Not so, says Blancornelas. "I look at results," he says. "The [soldiers] get better results than the civilian [law officers]. They have a lot of discipline. In 1997, '98 they captured some very important narco-traffickers in Tijuana, including Amado Cruz Anguiano [accused of being a money launderer for the Arellano brothers]."

But in the long term, Blancornelas, like the new governor, recognizes what's needed is a clean and proficient civilian police force.

"Unfortunately the state and federal police don't share information. It is a personal thing between chief and chief. It's not [a problem] between departments. The most important thing we can do is professionalize the police. We don't have true professional police officers. It's not money. We have that. The [forces] need professionalizing. If I start up a hospital, I don't go to hire curanderos -- witches -- I'm going to hire doctors. If I go to set up the police, I'm going to hire good policemen; but they take licenciados who before were chiefs of [public] relations or who were office chiefs.... They are not professionals. We need professional policemen."
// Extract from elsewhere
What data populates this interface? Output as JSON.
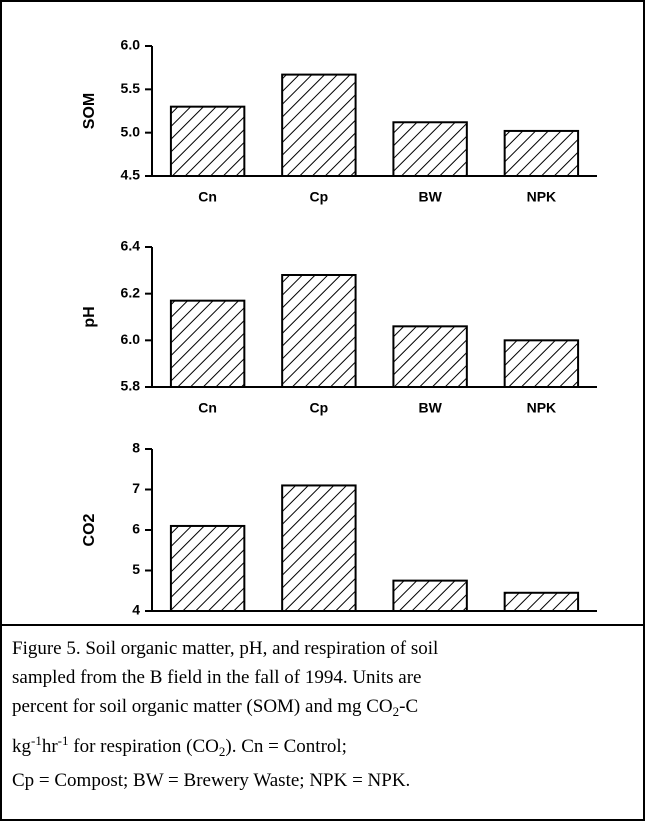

The good news, says the PGR's Carlo Castillo, speaking from Mexicali, is that 60 percent of last year's 357 murders have been "investigated positively."
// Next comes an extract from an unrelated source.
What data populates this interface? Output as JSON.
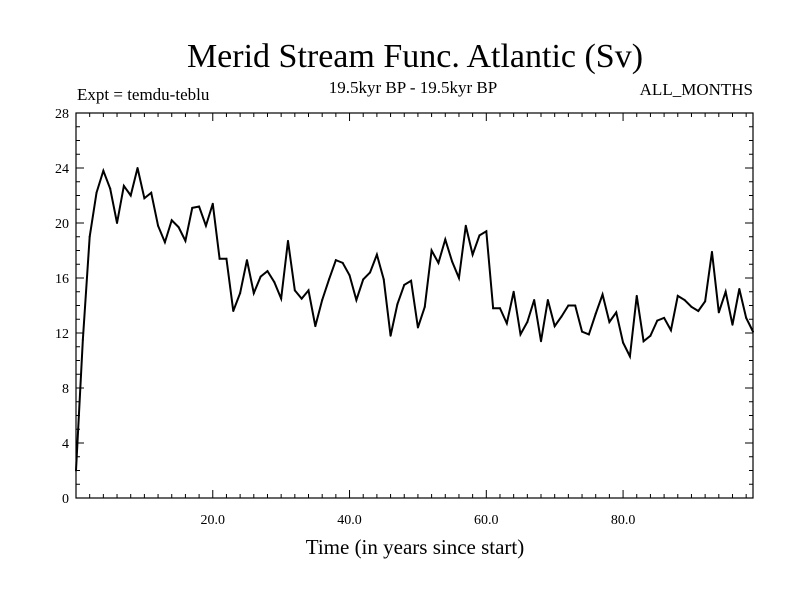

Blancornelas quotes more good news: 40 percent of the 5691 cars stolen in Tijuana in 1998 were recovered; and from 1000 encounters with armed individuals that Tijuana police faced during 1998, they managed to confiscate 737 weapons.

Castillo also feels it's time to try a new kind of cross-border cooperation. "It's no good, police with police. We want high-level relations between attorneys general. We want formal relations between the security forces of California and Baja California, signed. We don't want police relations. No police. We want exchange of technology, science, and investigation. We have information that's good for you, you have information that's good for us, for the prosecution of crimes."

And he says the state police are making a serious effort to clean up their own internal problems, creating Asuntos Internos, an internal affairs watchdog body. "Something like the police of the police," he says. "They make an investigation to make sure there are no drugs, no corruption, no [bribe] money."

The bad news may be that with the peso losing power, and an expected increase of Central American migrants coming to Tijuana -- stimulated by the devastation in the wake of Hurricane Mitch -- an end to Blancornelas's "disorganized crime" wave could be a long way off.